Known for its unique gift shops and galleries, charming cafes and award-winning cool-climate wines, the town provides visitors with a sweet escape from city life. The streets of Bungendore are lined with old stone buildings, reminders of its colourful past. With a quick stroll through the town’s main streets, you will get an invaluable glimpse of the town’s journey from the 1800s to present day.
Before the arrival of European settlers, the area was occupied by the Ngarigo people. In 1820, however, Dr Charles Throsby and his party reached the area while looking for the Murrumbidgee River.
The first property in the area was established by Captain Richard Brooks at Turallo Creek in 1824. The same year, botanist and explorer, Allan Cunningham, recorded an outstation in the area called ‘Bungadow’ while passing through the region.
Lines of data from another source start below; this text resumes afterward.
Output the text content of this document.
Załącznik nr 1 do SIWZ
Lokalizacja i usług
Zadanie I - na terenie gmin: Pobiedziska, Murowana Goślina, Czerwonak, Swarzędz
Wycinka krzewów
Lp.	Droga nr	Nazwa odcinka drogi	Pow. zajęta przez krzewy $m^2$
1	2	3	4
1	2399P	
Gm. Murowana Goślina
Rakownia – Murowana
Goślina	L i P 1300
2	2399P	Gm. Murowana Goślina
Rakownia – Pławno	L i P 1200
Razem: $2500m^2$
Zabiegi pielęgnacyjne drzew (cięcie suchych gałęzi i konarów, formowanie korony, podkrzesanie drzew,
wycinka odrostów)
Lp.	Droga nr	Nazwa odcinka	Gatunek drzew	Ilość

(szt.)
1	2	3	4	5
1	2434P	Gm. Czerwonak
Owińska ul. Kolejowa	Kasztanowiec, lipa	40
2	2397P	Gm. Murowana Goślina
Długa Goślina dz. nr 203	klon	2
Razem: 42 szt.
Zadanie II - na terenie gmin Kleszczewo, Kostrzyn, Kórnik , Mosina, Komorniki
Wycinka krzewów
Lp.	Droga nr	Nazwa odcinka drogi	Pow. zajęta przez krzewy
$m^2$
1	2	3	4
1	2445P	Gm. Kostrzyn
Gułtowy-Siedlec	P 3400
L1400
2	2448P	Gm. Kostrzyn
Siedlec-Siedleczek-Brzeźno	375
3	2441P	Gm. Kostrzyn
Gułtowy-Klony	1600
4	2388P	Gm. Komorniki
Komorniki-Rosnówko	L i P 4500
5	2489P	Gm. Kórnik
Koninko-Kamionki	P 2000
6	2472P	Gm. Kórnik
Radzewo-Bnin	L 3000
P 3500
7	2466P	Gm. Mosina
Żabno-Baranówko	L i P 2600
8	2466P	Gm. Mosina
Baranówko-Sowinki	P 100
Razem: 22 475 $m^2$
Consequently, ‘Bungadow’ is believed to be the origins of the name ‘Bungendore’. Within a year of his visit, European settlers arrived and a station was established in the area.
About eleven years later, a town started to emerge with Bungendore officially recognised a few years later in 1837. Around this time, the settlement became an important crossroads connecting Goulburn, Braidwood, Queanbeyan and Cooma.
In 1838, a lock-up was constructed and the Harp Inn, now known as the Lake George Hotel, was established. Although the licence has been held non-stop ever since the hotel’s establishment, the building has gone through many changes over time.
Even though mail started arriving ever since 1836 as the town became part of the Queanbeyan coach route, the first post office wasn’t built until 1840. The 1840s also saw the establishment of the first Anglican Church in town as well as the opening of the Bungendore Inn in 1847. The inn later became a Cobb & Co staging post, but these days only fragments of it remain.
In 1851, the population of the district was mere 63, but after decades of more hotels, a flour mill, school and churches being built, the population started increasing. In fact, the population increased from 270 in 1881 to 700 by 1885. That same year, the railway arrived into town, and remained the railhead until the line reached Queanbeyan a couple of years later.
In the 1900s, Bungendore was suggested as the site of the future national capital. The latter half of the century saw a number of tourism-oriented businesses spring up in town, including fine art and craft studios, antiques and coffee shops and restaurants. The first vines in the region were planted in the ‘70s, and the staple attraction of the town, Bungendore Wood Works Gallery, was opened in 1983. To this day, arts, crafts, antiques and wineries are the main attractions in town, drawing visitors back to this charming town again and again.